On Thu, Jul 25, 2013 at 10:45:10AM +0100, Daniel P. Berrange wrote:
On Wed, Jul 24, 2013 at 03:25:19PM -0300, Eduardo Habkost wrote:
> On Tue, Jul 23, 2013 at 07:32:46PM +0200, Jiri Denemark wrote:
> > On Tue, Jul 23, 2013 at 19:28:38 +0200, Jiri Denemark wrote:
> > > On Tue, Jul 23, 2013 at 17:32:42 +0100, Daniel Berrange wrote:
> > > > On Tue, Jul 23, 2013 at 06:11:33PM +0200, Jiri Denemark wrote:
> > > > > ---
> > > > > src/qemu/qemu_monitor.c | 21 +++
> > > > > src/qemu/qemu_monitor.h | 3 +
> > > > > src/qemu/qemu_monitor_json.c | 162
+++++++++++++++++++++
> > > > > src/qemu/qemu_monitor_json.h | 6 +
> > > > > tests/Makefile.am | 1 +
> > > > > .../qemumonitorjson-getcpu-empty.data | 2 +
> > > > > .../qemumonitorjson-getcpu-empty.json | 46
++++++
> > > > > .../qemumonitorjson-getcpu-filtered.data | 4 +
> > > > > .../qemumonitorjson-getcpu-filtered.json | 46
++++++
> > > > > .../qemumonitorjson-getcpu-full.data | 4 +
> > > > > .../qemumonitorjson-getcpu-full.json | 46
++++++
> > > > > .../qemumonitorjson-getcpu-host.data | 5 +
> > > > > .../qemumonitorjson-getcpu-host.json | 45
++++++
> > > > > tests/qemumonitorjsontest.c | 74
++++++++++
> > > > > 14 files changed, 465 insertions(+)
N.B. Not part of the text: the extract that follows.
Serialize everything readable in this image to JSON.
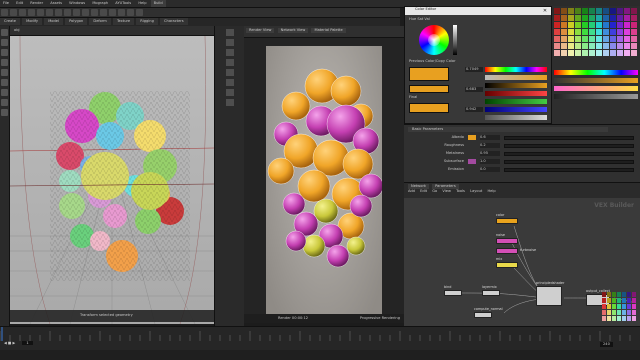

> > > > > create mode 100644
tests/qemumonitorjsondata/qemumonitorjson-getcpu-empty.data
> > > > > create mode 100644
tests/qemumonitorjsondata/qemumonitorjson-getcpu-empty.json
> > > > > create mode 100644
tests/qemumonitorjsondata/qemumonitorjson-getcpu-filtered.data
> > > > > create mode 100644
tests/qemumonitorjsondata/qemumonitorjson-getcpu-filtered.json
> > > > > create mode 100644
tests/qemumonitorjsondata/qemumonitorjson-getcpu-full.data
> > > > > create mode 100644
tests/qemumonitorjsondata/qemumonitorjson-getcpu-full.json
> > > > > create mode 100644
tests/qemumonitorjsondata/qemumonitorjson-getcpu-host.data
> > > > > create mode 100644
tests/qemumonitorjsondata/qemumonitorjson-getcpu-host.json
> > > >
> > > > ACK, though I believe the design of this monitor API is flawed
> > > > because it requires you to re-launch QEMU with different accel
> > > > args
> > >
> > > Not really, this can be used in tcg too. It's just when we want to
get
> > > the data for "host" CPU, we need to enable kvm as tcg knows
nothing
> > > about that CPU. Which makes sense as kvm (the kernel module) influences
> > > how the "host" CPU will look like.
> >
> > However, you need to have a CPU to be able to ask for his properties
> > (which kinda makes sense too) and for that you also need a machine with
> > type != none. Which makes sense too, as the CPU may differ depending on
> > machine type (which, however, does not happen for "host" CPU).
>
> In addition to the "-cpu host" KVM initialization problem, this is an
> additional problem with the current interfaces provided by QEMU:
>
> 1) libvirt needs to query data that depend on chosen machine-type and
> CPU model
> 2) Some machine-type behavior is code and not introspectable data
> * Luckily most of the data we need in this case should/will be
> encoded in the compat_props tables.
> * In either case, we don't have an API to query for machine-type
> compat_props information yet.
> 3) CPU model behavior will be modelled as CPU class behavior. Like
> on the machine-type case, some of the CPU-model-specific behavior may
> be modelled as code, and not introspectable data.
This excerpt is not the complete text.